Not only for Suriname, I think, but also for the whole world, these are very important topics: Security, development, and connecting countries. I know that there was, for instance, also a discussion on civilization today at the global conference here in China. These are very important initiatives, because if we want to solve problems in the world, we need to talk; we need to have trust in each other. And these conferences help develop that trust in the first place. Secondly, I'm very pleased to see that countries like China are willing to put funds into these initiatives.

So when we speak about development initiatives, it cannot just be talk. There must be a program. There must be an action plan. When it comes to development and climate change, for instance, carbon emissions are very important issues. So it's good, in my view, that a country that has such a strong leadership position in the world takes initiatives to bring countries together and provide support. The same goes for security.

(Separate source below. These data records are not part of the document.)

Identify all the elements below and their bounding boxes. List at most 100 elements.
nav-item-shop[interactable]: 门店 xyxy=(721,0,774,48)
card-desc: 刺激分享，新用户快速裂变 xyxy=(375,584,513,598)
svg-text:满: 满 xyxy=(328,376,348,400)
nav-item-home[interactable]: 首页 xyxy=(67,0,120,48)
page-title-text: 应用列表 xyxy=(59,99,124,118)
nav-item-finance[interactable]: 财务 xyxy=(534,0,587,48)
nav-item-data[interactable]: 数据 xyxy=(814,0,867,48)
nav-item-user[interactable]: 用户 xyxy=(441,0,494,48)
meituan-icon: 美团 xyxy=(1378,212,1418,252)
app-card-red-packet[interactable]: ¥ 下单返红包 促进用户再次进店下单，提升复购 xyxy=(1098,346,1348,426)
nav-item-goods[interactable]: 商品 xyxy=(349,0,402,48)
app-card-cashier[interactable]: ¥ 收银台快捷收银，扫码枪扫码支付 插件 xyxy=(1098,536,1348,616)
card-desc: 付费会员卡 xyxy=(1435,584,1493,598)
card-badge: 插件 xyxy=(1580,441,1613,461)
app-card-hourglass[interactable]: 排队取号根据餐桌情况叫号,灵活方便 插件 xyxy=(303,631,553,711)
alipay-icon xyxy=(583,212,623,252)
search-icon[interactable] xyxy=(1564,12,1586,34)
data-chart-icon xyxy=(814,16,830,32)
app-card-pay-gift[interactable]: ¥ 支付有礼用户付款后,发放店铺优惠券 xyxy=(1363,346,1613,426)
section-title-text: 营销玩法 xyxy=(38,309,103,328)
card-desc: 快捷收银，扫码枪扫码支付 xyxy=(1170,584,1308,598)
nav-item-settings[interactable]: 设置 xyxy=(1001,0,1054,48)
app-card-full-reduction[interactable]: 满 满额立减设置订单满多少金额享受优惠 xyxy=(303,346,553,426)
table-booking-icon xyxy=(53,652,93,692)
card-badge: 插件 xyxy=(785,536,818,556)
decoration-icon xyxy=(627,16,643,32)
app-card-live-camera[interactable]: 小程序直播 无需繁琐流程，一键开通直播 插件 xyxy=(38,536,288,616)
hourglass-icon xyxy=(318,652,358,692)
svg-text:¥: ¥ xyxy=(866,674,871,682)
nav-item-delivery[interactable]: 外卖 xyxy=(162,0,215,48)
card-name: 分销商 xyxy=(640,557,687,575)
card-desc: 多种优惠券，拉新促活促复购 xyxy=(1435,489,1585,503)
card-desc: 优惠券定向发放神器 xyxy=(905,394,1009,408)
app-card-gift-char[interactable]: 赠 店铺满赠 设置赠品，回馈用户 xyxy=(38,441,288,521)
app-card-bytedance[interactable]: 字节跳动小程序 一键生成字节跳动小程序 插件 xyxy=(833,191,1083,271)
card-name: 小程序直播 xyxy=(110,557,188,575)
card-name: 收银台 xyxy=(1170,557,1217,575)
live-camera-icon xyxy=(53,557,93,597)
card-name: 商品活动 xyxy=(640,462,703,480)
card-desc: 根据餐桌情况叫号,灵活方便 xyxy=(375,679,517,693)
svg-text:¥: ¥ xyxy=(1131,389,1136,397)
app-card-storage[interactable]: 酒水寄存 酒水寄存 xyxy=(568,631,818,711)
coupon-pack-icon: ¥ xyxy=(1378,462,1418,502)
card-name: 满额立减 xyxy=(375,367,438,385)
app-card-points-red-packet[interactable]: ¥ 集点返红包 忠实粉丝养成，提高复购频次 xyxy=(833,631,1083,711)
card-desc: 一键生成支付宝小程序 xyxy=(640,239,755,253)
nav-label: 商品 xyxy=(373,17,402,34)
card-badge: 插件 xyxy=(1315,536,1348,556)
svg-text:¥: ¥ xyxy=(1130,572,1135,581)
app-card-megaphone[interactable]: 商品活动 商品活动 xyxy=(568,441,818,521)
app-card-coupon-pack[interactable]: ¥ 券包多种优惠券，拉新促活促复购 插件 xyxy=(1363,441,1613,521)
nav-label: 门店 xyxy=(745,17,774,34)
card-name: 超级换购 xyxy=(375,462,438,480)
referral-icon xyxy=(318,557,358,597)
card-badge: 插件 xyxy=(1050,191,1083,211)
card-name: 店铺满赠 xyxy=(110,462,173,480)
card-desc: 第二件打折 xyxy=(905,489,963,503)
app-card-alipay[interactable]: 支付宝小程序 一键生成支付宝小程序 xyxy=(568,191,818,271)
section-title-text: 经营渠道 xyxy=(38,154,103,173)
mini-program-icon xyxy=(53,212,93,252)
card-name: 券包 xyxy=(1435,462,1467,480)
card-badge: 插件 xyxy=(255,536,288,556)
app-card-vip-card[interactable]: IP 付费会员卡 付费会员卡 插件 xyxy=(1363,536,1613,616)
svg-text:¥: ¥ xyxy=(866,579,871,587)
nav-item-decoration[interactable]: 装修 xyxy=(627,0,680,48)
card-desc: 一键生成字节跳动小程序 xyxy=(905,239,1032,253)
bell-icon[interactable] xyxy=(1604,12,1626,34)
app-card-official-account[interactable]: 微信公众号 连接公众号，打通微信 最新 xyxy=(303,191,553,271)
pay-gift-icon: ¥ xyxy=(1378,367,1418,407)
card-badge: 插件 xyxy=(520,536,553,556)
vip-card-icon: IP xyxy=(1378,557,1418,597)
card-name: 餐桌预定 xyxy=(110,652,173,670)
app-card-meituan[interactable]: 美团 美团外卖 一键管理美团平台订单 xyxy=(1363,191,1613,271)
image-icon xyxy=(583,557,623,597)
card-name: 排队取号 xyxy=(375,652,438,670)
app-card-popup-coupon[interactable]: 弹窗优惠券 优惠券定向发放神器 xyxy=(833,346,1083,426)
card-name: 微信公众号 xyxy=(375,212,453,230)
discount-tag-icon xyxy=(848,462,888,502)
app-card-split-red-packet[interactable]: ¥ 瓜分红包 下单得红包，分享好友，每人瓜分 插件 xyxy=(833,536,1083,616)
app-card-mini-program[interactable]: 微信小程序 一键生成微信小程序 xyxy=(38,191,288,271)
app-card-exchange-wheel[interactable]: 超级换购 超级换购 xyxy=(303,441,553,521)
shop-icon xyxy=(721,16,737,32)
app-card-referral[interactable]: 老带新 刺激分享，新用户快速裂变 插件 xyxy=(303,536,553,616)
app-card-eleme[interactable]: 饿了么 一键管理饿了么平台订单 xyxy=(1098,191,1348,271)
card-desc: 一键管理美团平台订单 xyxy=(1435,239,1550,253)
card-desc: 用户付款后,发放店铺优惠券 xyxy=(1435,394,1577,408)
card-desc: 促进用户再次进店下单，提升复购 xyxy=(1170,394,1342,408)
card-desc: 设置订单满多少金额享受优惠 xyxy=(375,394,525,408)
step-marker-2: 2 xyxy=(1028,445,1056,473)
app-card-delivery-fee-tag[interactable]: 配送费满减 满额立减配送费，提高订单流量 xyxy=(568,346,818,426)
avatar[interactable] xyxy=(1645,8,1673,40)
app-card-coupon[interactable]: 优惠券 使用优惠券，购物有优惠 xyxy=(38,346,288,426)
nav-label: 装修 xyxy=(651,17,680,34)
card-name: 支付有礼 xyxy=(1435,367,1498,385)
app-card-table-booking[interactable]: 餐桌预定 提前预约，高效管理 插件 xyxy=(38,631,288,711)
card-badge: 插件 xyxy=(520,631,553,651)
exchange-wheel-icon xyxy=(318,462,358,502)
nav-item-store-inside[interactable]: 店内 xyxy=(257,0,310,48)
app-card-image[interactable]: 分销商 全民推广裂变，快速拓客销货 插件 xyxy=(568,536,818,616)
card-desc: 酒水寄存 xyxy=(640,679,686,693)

It's good to hear different perspectives on security, but it's good to talk about it as well.

We firmly believe in our foreign policy that any conflict, as I said before, should be resolved by meeting and discussing it. These initiatives will also facilitate a peace process, stability in the world, and also better understanding among countries and among peoples. Thats what we need, in the end - a peaceful world where conflicts are mitigated, and where people can live in prosperity and with equality.

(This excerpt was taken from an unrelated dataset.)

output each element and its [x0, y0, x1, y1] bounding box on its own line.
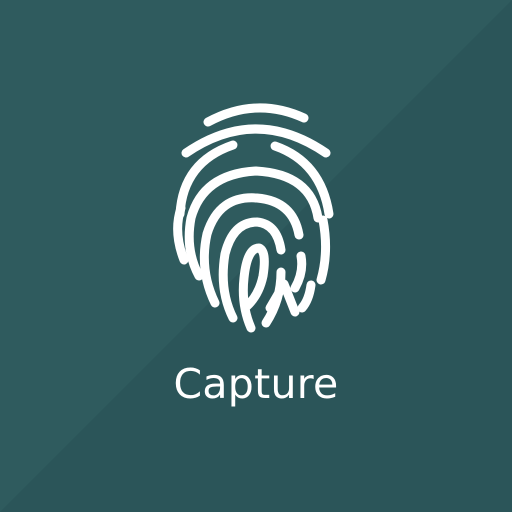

GT: China and Suriname have a tradition of friendship. This year marks the 170th anniversary of the settlement of Chinese people in Suriname, and Suriname is the first country in the Western Hemisphere to designate the Spring Festival as a legal holiday. What broad prospects do you think there are for future cooperation between China and Suriname in various fields, including cultural exchanges? What new breakthroughs do you hope to see in the future?

I believe that we want to have a strong relationship between countries, especially countries which are far apart. There is a large geographical distance between Suriname and China so it is very important to have people to people contact.

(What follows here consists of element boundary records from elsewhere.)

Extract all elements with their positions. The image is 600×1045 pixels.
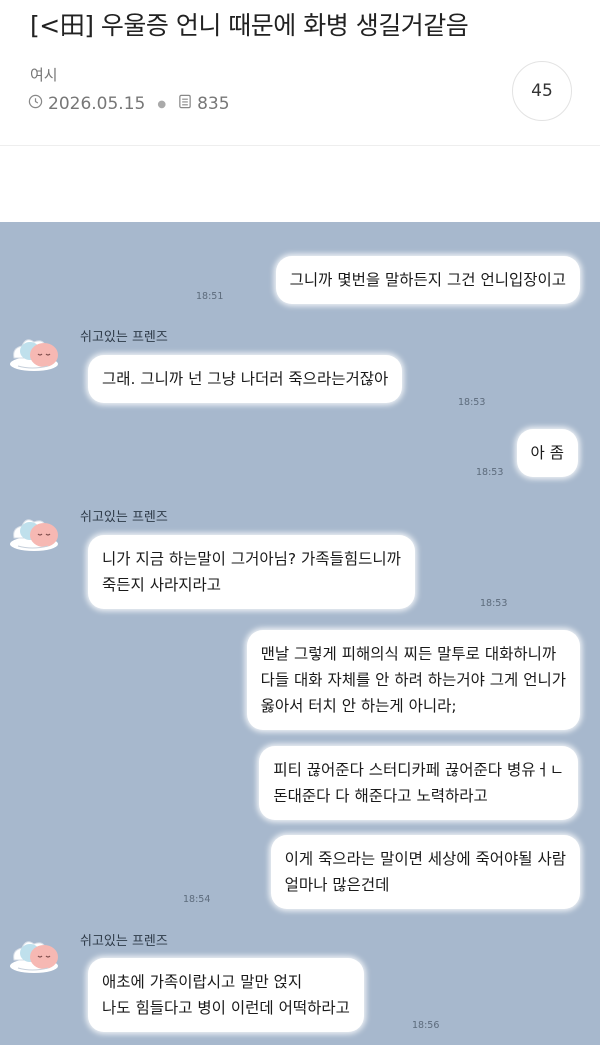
message-line: 그니까 몇번을 말하든지 그건 언니입장이고 [289,271,566,289]
message-line: 맨날 그렇게 피해의식 찌든 말투로 대화하니까 [260,645,557,663]
author-name[interactable]: 여시 [30,64,58,85]
comment-count-button[interactable]: 45 [512,61,572,121]
sleeping-peach-character-icon [8,928,66,974]
message-line: 죽든지 사라지라고 [102,576,222,594]
message-line: 옳아서 터치 안 하는게 아니라; [260,697,457,715]
chat-bubble-received: 애초에 가족이랍시고 말만 얹지 나도 힘들다고 병이 이런데 어떡하라고 [88,958,364,1032]
message-time: 18:54 [183,894,211,905]
chat-bubble-sent: 피티 끊어준다 스터디카페 끊어준다 병유ㅓㄴ 돈대준다 다 해준다고 노력하라… [259,746,578,820]
post-date: 2026.05.15 [48,94,146,114]
post-header: [<田] 우울증 언니 때문에 화병 생길거같음 여시 2026.05.15 ●… [0,0,600,145]
message-time: 18:53 [476,467,504,478]
chat-screenshot: 그니까 몇번을 말하든지 그건 언니입장이고 18:51 쉬고있는 프렌즈 그래… [0,222,600,1045]
chat-bubble-sent: 아 좀 [516,429,578,477]
document-icon [178,94,192,114]
friend-name: 쉬고있는 프렌즈 [80,934,168,949]
chat-bubble-received: 그래. 그니까 넌 그냥 나더러 죽으라는거잖아 [88,355,403,403]
friend-name: 쉬고있는 프렌즈 [80,510,168,525]
sleeping-peach-character-icon [8,326,66,372]
view-count: 835 [197,94,230,114]
chat-bubble-sent: 그니까 몇번을 말하든지 그건 언니입장이고 [275,256,580,304]
clock-icon [28,94,43,114]
friend-name: 쉬고있는 프렌즈 [80,330,168,345]
message-line: 애초에 가족이랍시고 말만 얹지 [102,973,303,991]
message-time: 18:53 [480,598,508,609]
meta-separator: ● [157,98,167,110]
chat-bubble-sent: 이게 죽으라는 말이면 세상에 죽어야될 사람 얼마나 많은건데 [270,835,580,909]
message-line: 돈대준다 다 해준다고 노력하라고 [273,787,488,805]
sleeping-peach-character-icon [8,506,66,552]
header-divider [0,145,600,146]
post-title: [<田] 우울증 언니 때문에 화병 생길거같음 [30,11,469,40]
message-line: 니가 지금 하는말이 그거아님? 가족들힘드니까 [102,550,401,568]
message-time: 18:51 [196,291,224,302]
message-time: 18:56 [412,1020,440,1031]
comment-count: 45 [531,81,553,101]
post-meta: 2026.05.15 ● 835 [28,94,230,114]
message-line: 피티 끊어준다 스터디카페 끊어준다 병유ㅓㄴ [273,761,564,779]
message-line: 다들 대화 자체를 안 하려 하는거야 그게 언니가 [260,671,566,689]
message-line: 아 좀 [530,444,564,462]
message-line: 그래. 그니까 넌 그냥 나더러 죽으라는거잖아 [102,370,389,388]
message-line: 얼마나 많은건데 [284,876,390,894]
chat-bubble-received: 니가 지금 하는말이 그거아님? 가족들힘드니까 죽든지 사라지라고 [88,535,415,609]
message-time: 18:53 [458,397,486,408]
chat-bubble-sent: 맨날 그렇게 피해의식 찌든 말투로 대화하니까 다들 대화 자체를 안 하려 … [246,630,580,730]
message-line: 나도 힘들다고 병이 이런데 어떡하라고 [102,999,350,1017]
message-line: 이게 죽으라는 말이면 세상에 죽어야될 사람 [284,850,566,868]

So I would like to see the Chinese community and the Chinese people in China visit Suriname. For that, we will need flights. We need good connections. So this is one thing we would like to work on, to build those connections, because I think with the growth of the Chinese economy, we will see more movement and more time to go abroad. So we would like to see a lot more people-to-people contact. That's one aspect - tourism development.

And we would like to see Chinese companies also invest in the hospitality industry, in hotels, restaurants, and so on.

Secondly, I think from people-to-people contact, more understanding will come because China is so diverse in culture. I've always said to the Chinese Ambassador there needs to be more cultural events organized on a regular basis, where we can see the Chinese culture and he agreed.

The Chinese ambassador has organized a couple of such events, and I hope it will continue including into areas of historical significance like literature, art, music, and clothing. All of that is very relevant, because then you get a better understanding of each other's cultures.

We want to do the same. We wish for our embassy in Beijing to showcase Suriname here. I think it's also important in terms of people to build relations, not only between the governments at the highest political level, but also at the provincial and city level. So sister cities will create closer connection at the people-to-people level between countries. And that will strengthen that relationship.

We already have a very good relationship. We are very pleased about it, but it's always possible to strengthen that relationship; to deepen it and to broaden it in more areas.

I strongly believe that having a strong friendship can result in a better life and a better economy for both countries. We are a small country, but this enormous diversity. I believe we can add something to in a small way. But I think we can also benefit from Chinese culture and the Chinese economy.